A maior parte dos sintomas é causada devido ao fato das células doentes tomarem o lugar das células normais na medula óssea. São eles:

  • Palidez, resultante de anemia;
  • Cansaço e mal-estar;
  • Desconforto no lado esquerdo do abdômen – o baço aumenta muito de tamanho;
  • Suor excessivo;
  • Perda de peso;
  • Hematomas.

Diagnóstico e Monitoramento – LMC

Leucemia tem cura e o seu diagnóstico segue a linha em termos gerais de um hemograma completo para a contagem de glóbulos brancos e outros elementos do sangue. Neste caso, exames clínicos e de imagem para verificar o aumento do baço, sintoma típico da LMC.

Um mielograma também é fundamental para a constatação das anormalidades registradas no hemograma. Além disso, os exames de citogenética, como o cariótipo e o FISH, são fundamentais para avaliar especificamente o cromossomo Philadelphia para fechar o diagnóstico.

Há ainda o teste molecular de reação em cadeia da polimerase (PCR), utilizado para o diagnóstico e acompanhamento da doença. Ele mede, no sangue ou medula óssea, a quantidade do gene de fusão causador deste tipo de câncer, o BCR-ABL.

Monitorar os resultados obtidos após o diagnósticos e tratamentos é fundamental no caso das leucemias crônicas. Para isso, diferentes exames são realizados, e cada um deles mostrará como o paciente está reagindo à terapêutica.
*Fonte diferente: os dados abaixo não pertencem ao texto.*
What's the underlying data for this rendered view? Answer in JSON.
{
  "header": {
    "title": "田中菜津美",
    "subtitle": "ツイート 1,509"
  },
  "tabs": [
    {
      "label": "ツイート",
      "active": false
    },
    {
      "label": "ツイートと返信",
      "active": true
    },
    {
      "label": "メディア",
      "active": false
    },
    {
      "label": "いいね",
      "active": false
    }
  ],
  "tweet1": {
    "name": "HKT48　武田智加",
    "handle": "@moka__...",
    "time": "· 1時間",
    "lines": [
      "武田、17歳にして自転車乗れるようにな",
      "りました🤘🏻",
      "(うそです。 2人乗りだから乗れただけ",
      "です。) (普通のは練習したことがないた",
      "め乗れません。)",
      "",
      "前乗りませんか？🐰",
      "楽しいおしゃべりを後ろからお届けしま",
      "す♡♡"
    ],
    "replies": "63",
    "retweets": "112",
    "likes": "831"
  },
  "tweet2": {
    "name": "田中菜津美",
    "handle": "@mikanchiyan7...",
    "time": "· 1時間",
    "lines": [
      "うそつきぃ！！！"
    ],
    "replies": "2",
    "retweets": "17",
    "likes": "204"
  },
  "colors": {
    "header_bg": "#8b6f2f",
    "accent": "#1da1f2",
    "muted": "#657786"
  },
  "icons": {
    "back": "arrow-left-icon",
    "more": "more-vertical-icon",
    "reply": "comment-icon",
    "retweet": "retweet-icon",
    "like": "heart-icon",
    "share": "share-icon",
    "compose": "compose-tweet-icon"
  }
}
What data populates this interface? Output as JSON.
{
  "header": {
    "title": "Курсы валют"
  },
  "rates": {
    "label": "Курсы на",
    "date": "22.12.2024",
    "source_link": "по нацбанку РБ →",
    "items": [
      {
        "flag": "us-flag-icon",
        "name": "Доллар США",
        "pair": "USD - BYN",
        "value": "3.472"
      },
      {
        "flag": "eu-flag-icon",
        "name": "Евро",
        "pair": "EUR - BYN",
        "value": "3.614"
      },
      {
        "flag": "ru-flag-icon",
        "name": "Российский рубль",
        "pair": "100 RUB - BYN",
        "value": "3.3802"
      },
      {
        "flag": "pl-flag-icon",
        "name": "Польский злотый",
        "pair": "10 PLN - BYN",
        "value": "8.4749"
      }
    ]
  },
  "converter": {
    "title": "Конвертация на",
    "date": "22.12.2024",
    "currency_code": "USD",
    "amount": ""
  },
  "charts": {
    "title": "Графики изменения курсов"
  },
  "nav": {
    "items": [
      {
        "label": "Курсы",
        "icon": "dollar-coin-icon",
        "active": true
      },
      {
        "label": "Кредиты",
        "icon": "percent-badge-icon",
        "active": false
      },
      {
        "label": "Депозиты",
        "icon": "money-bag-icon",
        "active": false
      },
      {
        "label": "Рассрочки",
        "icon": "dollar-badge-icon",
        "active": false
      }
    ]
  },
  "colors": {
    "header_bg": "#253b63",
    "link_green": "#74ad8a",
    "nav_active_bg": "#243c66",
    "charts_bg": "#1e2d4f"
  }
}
O hemograma, por exemplo irá mostrar melhora através da resposta hematológica (RH), em que a contagem de leucócitos (um tipo de glóbulo branco) não estará mais elevada e a contagem de plaquetas, normal. Isso costuma acontecer após três meses de tratamento.

Leucemia tem cura: Tratamento – LMC

Hoje, o tratamento para a LMC está muito avançado e a maior parte dos pacientes conquista a remissão completa da doença. Normalmente, o médico vai definir qual a melhor opção terapêutica, mas há opções de usar inibidores da tirosina quinase ou terapia alvo com diversos medicamentos diferentes.

Além disso, existe a possibilidade de tratamento com imunomodulador ou modulador da resposta citogenética (Interferon alfa). A quimioterapia, se não houver resposta aos inibidores e a radioterapia, um tanto mais rara neste caso, podem ser utilizadas como último recurso antes de um transplante de medula óssea.

Reincidências – LMC

São diversas as opções para o tratamento. Ou seja, caso o paciente não responda bem ao primeiro tratamento, o especialista terá outras opções para indicar.

Quando a LMC se apresenta em uma fase acelerada, as células doentes se acumulam no corpo de forma mais rápida e podem adquirir novas mutações genéticas, que tornam o tratamento menos eficaz. Assim, são feitas repetições das mesmas opções terapêuticas, porém com uma dosagem maior. O transplante de medula óssea, incluindo o autólogo, pode também ser uma opção, em especial para os pacientes mais jovens.

Já a fase blástica é a mais complicada, tornando a leucemia crônica mais próxima da aguda. Nestes casos, as células doentes são fabricadas em maior número e tornam-se resistentes às terapias convencionais. Para os pacientes em fase blástica que não foram tratados antes, altas doses de um dos inibidores da tirosina quinase podem ser indicadas. Como por exemplo, o Bosutinibe para aqueles que já iniciaram o tratamento, e mesmo assim tiveram um aceleramento na doença (embora não esteja disponível no Brasil).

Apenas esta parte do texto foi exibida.